Now workers expect quick promotions, flexible working hours, constant feedback and the freedom to work wherever there’s a Wi-Fi connection.

That presents a real challenge to leaders, who have to balance all these pressures to create an agency that draws the best out of today’s landscape. How do you incentivise senior staff while harnessing the heightened expectations of today’s young executives?

And what do you need to do to become a leader of tomorrow, able to attract, retain and inspire tomorrow’s talent?

Culture comes first

The creative industry is thriving, with the UK sector alone worth nearly £77 billion a year. While that makes for a dynamic environment to work in, it also means that there is plenty of opportunity for young talent.

If you don’t inspire as a leader, staff will have no problem looking elsewhere. A quarter of millennials have admitted they would leave their role for something else if given the chance.

Team is in our DNA. Leaders need to create an organisation that excels at networking talent and constantly motivates its people. One of the best ways to do that is to put personal responsibility at the core of your culture, as put forward in the Peter Smith model.

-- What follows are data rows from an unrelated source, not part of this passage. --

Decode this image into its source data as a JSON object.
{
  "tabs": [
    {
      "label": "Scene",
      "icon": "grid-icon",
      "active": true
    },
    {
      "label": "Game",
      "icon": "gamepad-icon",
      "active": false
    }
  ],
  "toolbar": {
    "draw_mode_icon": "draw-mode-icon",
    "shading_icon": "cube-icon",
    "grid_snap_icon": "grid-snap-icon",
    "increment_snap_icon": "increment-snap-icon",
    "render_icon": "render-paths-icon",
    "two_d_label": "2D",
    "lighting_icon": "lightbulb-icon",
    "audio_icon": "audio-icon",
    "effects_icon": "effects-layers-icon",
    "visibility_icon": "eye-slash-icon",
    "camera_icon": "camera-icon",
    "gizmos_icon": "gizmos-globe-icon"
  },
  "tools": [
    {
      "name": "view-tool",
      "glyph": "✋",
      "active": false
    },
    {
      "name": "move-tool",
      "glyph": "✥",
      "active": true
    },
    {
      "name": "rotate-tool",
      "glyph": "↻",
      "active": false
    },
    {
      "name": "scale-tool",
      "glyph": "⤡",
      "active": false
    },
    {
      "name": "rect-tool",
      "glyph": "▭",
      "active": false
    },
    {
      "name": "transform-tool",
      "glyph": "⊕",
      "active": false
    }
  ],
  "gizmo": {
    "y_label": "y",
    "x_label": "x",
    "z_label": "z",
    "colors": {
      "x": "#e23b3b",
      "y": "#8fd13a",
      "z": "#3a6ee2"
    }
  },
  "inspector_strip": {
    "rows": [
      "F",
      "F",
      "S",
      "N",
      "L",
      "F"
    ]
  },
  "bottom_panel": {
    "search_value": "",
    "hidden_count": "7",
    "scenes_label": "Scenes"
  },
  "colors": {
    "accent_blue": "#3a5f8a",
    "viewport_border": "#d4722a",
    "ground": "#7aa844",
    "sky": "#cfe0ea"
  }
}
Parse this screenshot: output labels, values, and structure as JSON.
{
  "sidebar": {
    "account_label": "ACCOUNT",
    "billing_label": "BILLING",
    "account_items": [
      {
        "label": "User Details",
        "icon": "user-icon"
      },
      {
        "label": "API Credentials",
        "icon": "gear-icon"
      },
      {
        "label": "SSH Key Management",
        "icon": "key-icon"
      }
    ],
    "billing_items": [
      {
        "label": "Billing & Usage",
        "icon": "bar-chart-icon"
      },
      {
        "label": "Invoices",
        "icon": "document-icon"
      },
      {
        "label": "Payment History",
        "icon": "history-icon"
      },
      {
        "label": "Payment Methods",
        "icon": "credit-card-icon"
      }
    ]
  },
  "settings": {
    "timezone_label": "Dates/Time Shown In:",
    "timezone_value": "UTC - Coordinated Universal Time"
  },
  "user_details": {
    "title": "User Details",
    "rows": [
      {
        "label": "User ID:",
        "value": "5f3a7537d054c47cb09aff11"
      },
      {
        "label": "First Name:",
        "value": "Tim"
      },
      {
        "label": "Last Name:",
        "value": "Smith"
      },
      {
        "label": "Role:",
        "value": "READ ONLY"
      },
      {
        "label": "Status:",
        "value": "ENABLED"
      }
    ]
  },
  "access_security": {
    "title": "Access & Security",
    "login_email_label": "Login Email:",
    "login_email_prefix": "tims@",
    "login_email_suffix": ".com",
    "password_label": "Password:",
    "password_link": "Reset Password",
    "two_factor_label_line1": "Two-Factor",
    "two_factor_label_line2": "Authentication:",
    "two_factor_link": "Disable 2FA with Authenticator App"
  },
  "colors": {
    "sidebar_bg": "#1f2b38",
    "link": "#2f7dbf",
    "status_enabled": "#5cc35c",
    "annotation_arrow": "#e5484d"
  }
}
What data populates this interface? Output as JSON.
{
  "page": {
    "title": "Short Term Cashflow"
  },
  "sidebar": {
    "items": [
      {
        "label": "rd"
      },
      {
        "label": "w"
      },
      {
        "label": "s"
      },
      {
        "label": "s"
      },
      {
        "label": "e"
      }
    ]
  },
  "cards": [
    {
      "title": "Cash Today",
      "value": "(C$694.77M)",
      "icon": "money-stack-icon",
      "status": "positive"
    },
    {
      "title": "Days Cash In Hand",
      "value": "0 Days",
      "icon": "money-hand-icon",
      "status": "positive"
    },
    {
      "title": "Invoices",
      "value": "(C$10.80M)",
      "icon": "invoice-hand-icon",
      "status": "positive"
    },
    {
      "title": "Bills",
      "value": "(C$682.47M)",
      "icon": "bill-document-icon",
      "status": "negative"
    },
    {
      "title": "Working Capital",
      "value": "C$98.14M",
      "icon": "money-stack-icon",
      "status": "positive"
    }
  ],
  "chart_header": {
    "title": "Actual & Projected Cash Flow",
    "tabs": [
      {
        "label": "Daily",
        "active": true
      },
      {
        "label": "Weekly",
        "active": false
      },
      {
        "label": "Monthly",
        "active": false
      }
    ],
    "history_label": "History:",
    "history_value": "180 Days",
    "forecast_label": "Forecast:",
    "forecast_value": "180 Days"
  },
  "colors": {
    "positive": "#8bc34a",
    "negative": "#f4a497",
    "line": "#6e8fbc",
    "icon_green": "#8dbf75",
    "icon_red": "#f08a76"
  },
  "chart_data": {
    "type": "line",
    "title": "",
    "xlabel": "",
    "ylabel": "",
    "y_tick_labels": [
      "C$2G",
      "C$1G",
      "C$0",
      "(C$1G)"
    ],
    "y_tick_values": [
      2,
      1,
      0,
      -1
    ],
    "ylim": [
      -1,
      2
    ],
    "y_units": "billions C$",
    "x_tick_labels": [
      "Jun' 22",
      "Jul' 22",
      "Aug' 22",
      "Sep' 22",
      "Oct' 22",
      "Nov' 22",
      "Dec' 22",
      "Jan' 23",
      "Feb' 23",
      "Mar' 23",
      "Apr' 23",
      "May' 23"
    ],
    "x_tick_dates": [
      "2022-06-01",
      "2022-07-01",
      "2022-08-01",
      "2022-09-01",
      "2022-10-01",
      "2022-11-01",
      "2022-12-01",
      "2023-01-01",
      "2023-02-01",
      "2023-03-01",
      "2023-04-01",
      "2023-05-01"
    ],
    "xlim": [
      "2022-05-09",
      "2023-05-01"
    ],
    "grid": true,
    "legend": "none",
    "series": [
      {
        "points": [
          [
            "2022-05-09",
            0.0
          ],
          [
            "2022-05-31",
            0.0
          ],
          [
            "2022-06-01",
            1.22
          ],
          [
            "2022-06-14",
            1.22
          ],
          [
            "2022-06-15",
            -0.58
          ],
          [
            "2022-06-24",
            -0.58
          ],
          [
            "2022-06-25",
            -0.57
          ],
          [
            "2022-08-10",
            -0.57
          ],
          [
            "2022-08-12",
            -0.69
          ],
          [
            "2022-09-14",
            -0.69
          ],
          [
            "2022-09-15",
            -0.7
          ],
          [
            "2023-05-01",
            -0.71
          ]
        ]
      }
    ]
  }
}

Setting clear company goals is essential for any organisation. But leaders of tomorrow don’t hammer home how these goals will be met through a series of formal processes and checklists. Instead, they empower the individuals in their team to take responsibility for how they go about hitting these targets.

By giving people the freedom to be creative and problem solve, they naturally become their own leaders, proud to be in their team, and automatically align their personal goals with the company goals.

Your high performers will thrive on the challenge, as every personal success becomes an organisational success and vice versa. 

Know who you are teaming up with

Unlike previous generations, millennials are as motivated by being part of a bigger purpose as they are by a paycheck. It’s important to understand your team.

Thanks to smartphones and laptops, the blur between work and leisure time is stronger than ever, something that can be tough for some.  But if your team is fully on-board with your organisation’s purpose, then you’ll have a group that will actually feed off the energy of always being connected and plugged in, rather than demotivated. 

With great responsibility comes great progress

Leaders should develop people, not direct them. Millennials want you to be there to support them and let them innovate, but not to smother them.

View yourself as a mentor, rather than a boss. Most importantly, show new hires you trust them and the company is invested in their future, gradually giving them more responsibility and freedom.

Fostering this kind of start-up mentality breeds creativity and works wonders for helping people mature.

Give them a seed, let them grow, and just be there from time to time to water when needed.

Be  authentic

Old school leadership was very much about authority and presenting the image of being an expert in all areas. If a leader didn’t know something, they would often bluff their way through. That’s not a practical approach anymore. Young talent, especially when it comes to tech, often enter the workforce with digital skills far above their superiors.

For the leaders of tomorrow transparency is key. Leaders should be enablers, allowing their team to be the rising stars. Good leaders empower individuals in a team to become experts in an area or topic and to bring that knowledge back and use it for the good of everyone. 

Helping team members to develop like this will not only get results, but also gain the respect of your team, motivating it further. 

Never stop developing

Learning is a lifelong process now, not something that ends with university or formal qualifications. Nowhere is this more true than in the creative industry, which requires individuals and organisations to continuously evolve and reinvent.

Modern leaders need to make "lifelong learning" a mantra, leading by example and actively encouraging everyone to stay on top of new trends, ideas and skills. Showing your team that no matter how experienced you are or what your job title is you must always keep learning, will further foster a culture of responsibility and self-leadership.

And if a leader can make others into leaders by setting an example, then they really are doing it right.

Charlotte Sundaker is the interim CEO of Hyper Island.